Remove InstanceGroup from NodeupModelContext #9294

johngmyers · 2020-06-08T03:00:07Z

Move all data from InstanceGroup into NodeupModelContext.NodeupConfig to address some of the issues mentioned in #9229.

~~There could be an issue if the Hooks or FileAssets are too big to fit in userdata.~~

Creates a new NodeupAuxConfig struct which is read from an instancegroup-specific file in the state store.

hakman · 2020-06-08T15:22:44Z

/retest

johngmyers · 2020-06-08T16:29:11Z

/retest

hakman · 2020-06-08T16:34:03Z

I think we may need to rebase :)

johngmyers · 2020-06-12T05:48:52Z

/retest

johngmyers · 2020-06-17T20:07:59Z

/retest

justinsb · 2020-06-18T03:23:28Z

Sorry about the delay in reviewing this. So I believe we had problems fitting in the 16KB limit in the past, which is why we had this split. I don't have an example to hand though. I suspect the most likely case would be if we were adding some certificates or keys, simply because those compress so poorly.

For the nodes, we could move to fetching this data from kops-controller, which would have two advantages: no S3 access required (so fewer node permissions), and effectively no limit on the size.

That doesn't really help us on the control plane nodes, though.

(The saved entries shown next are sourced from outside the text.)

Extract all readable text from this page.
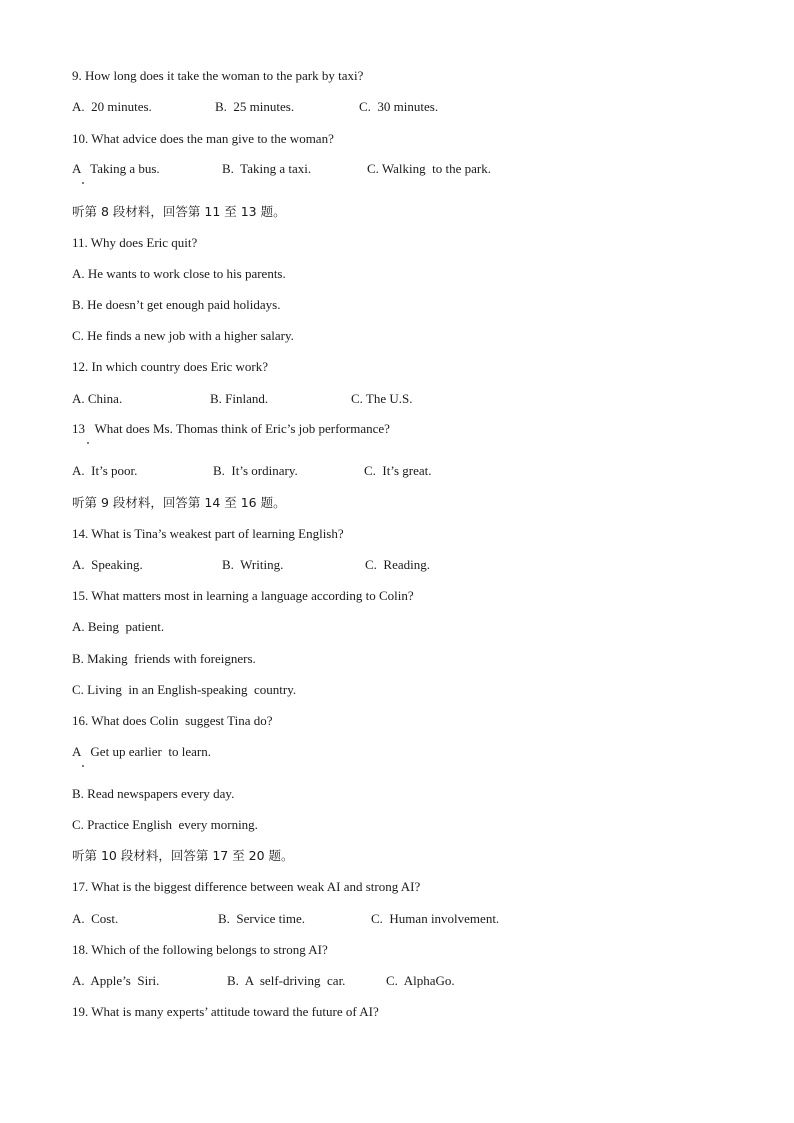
9. How long does it take the woman to the park by taxi?
A.  20 minutes.	B.  25 minutes.	C.  30 minutes.
10. What advice does the man give to the woman?
A   Taking a bus.	B.  Taking a taxi.	C. Walking  to the park.
听第 8 段材料，回答第 11 至 13 题。
11. Why does Eric quit?
A. He wants to work close to his parents.
B. He doesn’t get enough paid holidays.
C. He finds a new job with a higher salary.
12. In which country does Eric work?
A. China.	B. Finland.	C. The U.S.
13   What does Ms. Thomas think of Eric’s job performance?
A.  It’s poor.	B.  It’s ordinary.	C.  It’s great.
听第 9 段材料，回答第 14 至 16 题。
14. What is Tina’s weakest part of learning English?
A.  Speaking.	B.  Writing.	C.  Reading.
15. What matters most in learning a language according to Colin?
A. Being  patient.
B. Making  friends with foreigners.
C. Living  in an English-speaking  country.
16. What does Colin  suggest Tina do?
A   Get up earlier  to learn.
B. Read newspapers every day.
C. Practice English  every morning.
听第 10 段材料，回答第 17 至 20 题。
17. What is the biggest difference between weak AI and strong AI?
A.  Cost.	B.  Service time.	C.  Human involvement.
18. Which of the following belongs to strong AI?
A.  Apple’s  Siri.	B.  A  self-driving  car.	C.  AlphaGo.
19. What is many experts’ attitude toward the future of AI?
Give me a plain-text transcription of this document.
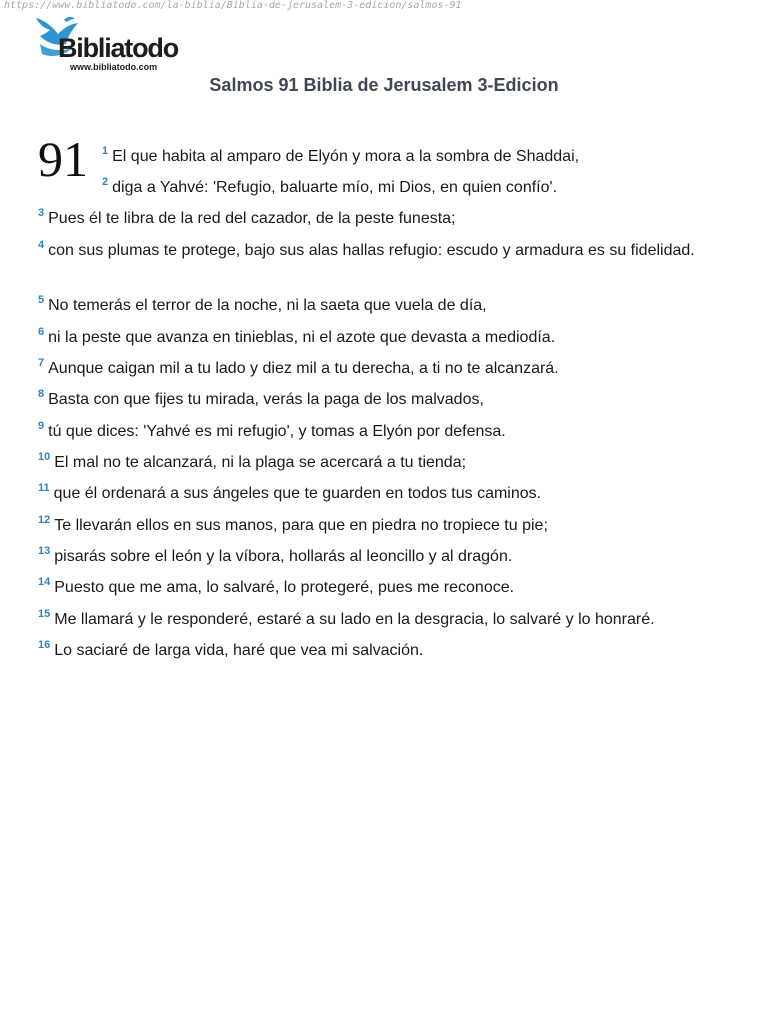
https://www.bibliatodo.com/la-biblia/Biblia-de-jerusalem-3-edicion/salmos-91
Bibliatodo
www.bibliatodo.com
Salmos 91 Biblia de Jerusalem 3-Edicion
91 1 El que habita al amparo de Elyón y mora a la sombra de Shaddai,
2 diga a Yahvé: 'Refugio, baluarte mío, mi Dios, en quien confío'.
3 Pues él te libra de la red del cazador, de la peste funesta;
4 con sus plumas te protege, bajo sus alas hallas refugio: escudo y armadura es su fidelidad.
5 No temerás el terror de la noche, ni la saeta que vuela de día,
6 ni la peste que avanza en tinieblas, ni el azote que devasta a mediodía.
7 Aunque caigan mil a tu lado y diez mil a tu derecha, a ti no te alcanzará.
8 Basta con que fijes tu mirada, verás la paga de los malvados,
9 tú que dices: 'Yahvé es mi refugio', y tomas a Elyón por defensa.
10 El mal no te alcanzará, ni la plaga se acercará a tu tienda;
11 que él ordenará a sus ángeles que te guarden en todos tus caminos.
12 Te llevarán ellos en sus manos, para que en piedra no tropiece tu pie;
13 pisarás sobre el león y la víbora, hollarás al leoncillo y al dragón.
14 Puesto que me ama, lo salvaré, lo protegeré, pues me reconoce.
15 Me llamará y le responderé, estaré a su lado en la desgracia, lo salvaré y lo honraré.
16 Lo saciaré de larga vida, haré que vea mi salvación.
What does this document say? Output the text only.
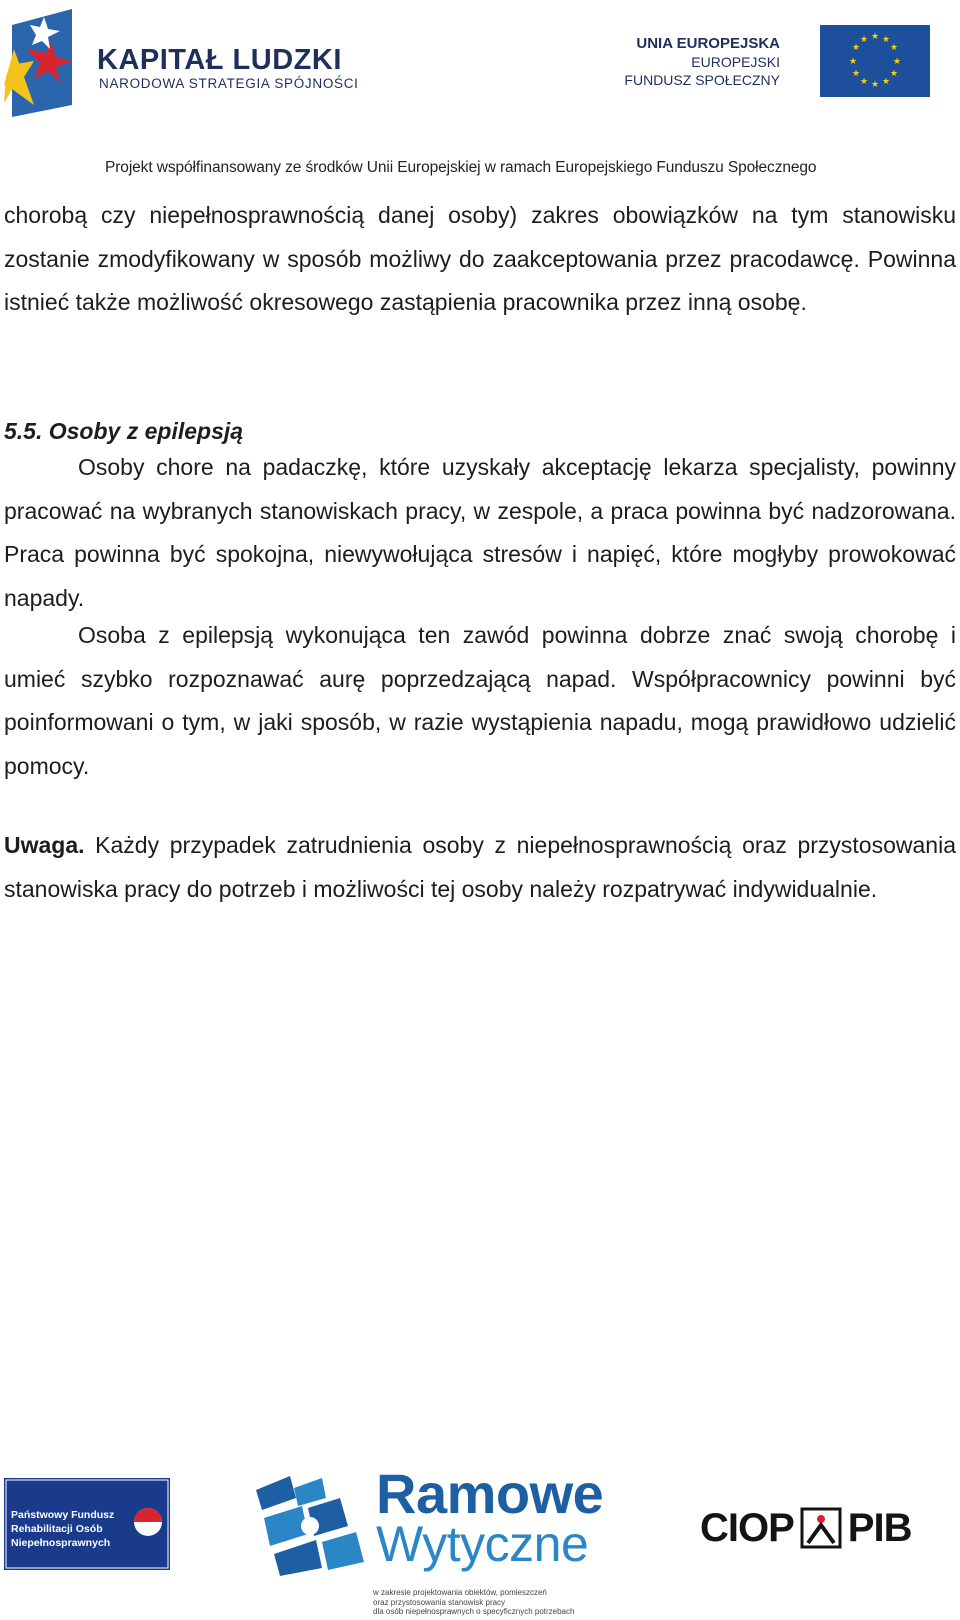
KAPITAŁ LUDZKI
NARODOWA STRATEGIA SPÓJNOŚCI
UNIA EUROPEJSKA
EUROPEJSKI
FUNDUSZ SPOŁECZNY
★ ★
★
★
★
★
★
★
★
★
★
★
Projekt współfinansowany ze środków Unii Europejskiej w ramach Europejskiego Funduszu Społecznego
chorobą czy niepełnosprawnością danej osoby) zakres obowiązków na tym stanowisku zostanie zmodyfikowany w sposób możliwy do zaakceptowania przez pracodawcę. Powinna istnieć także możliwość okresowego zastąpienia pracownika przez inną osobę.
5.5. Osoby z epilepsją
Osoby chore na padaczkę, które uzyskały akceptację lekarza specjalisty, powinny pracować na wybranych stanowiskach pracy, w zespole, a praca powinna być nadzorowana. Praca powinna być spokojna, niewywołująca stresów i napięć, które mogłyby prowokować napady.
Osoba z epilepsją wykonująca ten zawód powinna dobrze znać swoją chorobę i umieć szybko rozpoznawać aurę poprzedzającą napad. Współpracownicy powinni być poinformowani o tym, w jaki sposób, w razie wystąpienia napadu, mogą prawidłowo udzielić pomocy.
Uwaga. Każdy przypadek zatrudnienia osoby z niepełnosprawnością oraz przystosowania stanowiska pracy do potrzeb i możliwości tej osoby należy rozpatrywać indywidualnie.
Państwowy Fundusz
Rehabilitacji Osób
Niepełnosprawnych
Ramowe
Wytyczne
w zakresie projektowania obiektów, pomieszczeń
oraz przystosowania stanowisk pracy
dla osób niepełnosprawnych o specyficznych potrzebach
CIOP PIB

I do really like the simplification of the code here, so I would like to see us get this in; we just need to satisfy ourselves that we aren't going to paint users that have large fileAssets/keys into a corner.

I propose:

We verify that we do compress the userdata if it's > 16KB, just so we know the limit we're dealing with on AWS (GCE has a similar limit, but it's much bigger - 256KB if memory holds)
We bring it up at office hours on Friday, to see if there are use cases we're missing (and if people still do this)
We think about adding a external mechanism for these files: PKI data could be referenced from the kops CAStore, fileAssets or hooks could be referenced by URL (including an S3 url). I don't love the URL option (in particular), I just think we probably need to offer something here.

johngmyers · 2020-06-18T04:49:29Z

The only other thing I can think of is store them in a per-launchconfiguration directory in vfs with deletion tied into the code that deletes old launchconfigurations (/launchtemplates).

k8s-ci-robot · 2021-06-04T05:10:25Z

@johngmyers: The following test failed, say /retest to rerun all failed tests:

Test name	Commit	Details	Rerun command
pull-kops-verify-hashes	`1f8d717`	link	`/test pull-kops-verify-hashes`

Full PR test history. Your PR dashboard. Please help us cut down on flakes by linking to an open issue when you hit one in your PR.

Instructions for interacting with me using PR comments are available here. If you have questions or suggestions related to my behavior, please file an issue against the kubernetes/test-infra repository. I understand the commands that are listed here.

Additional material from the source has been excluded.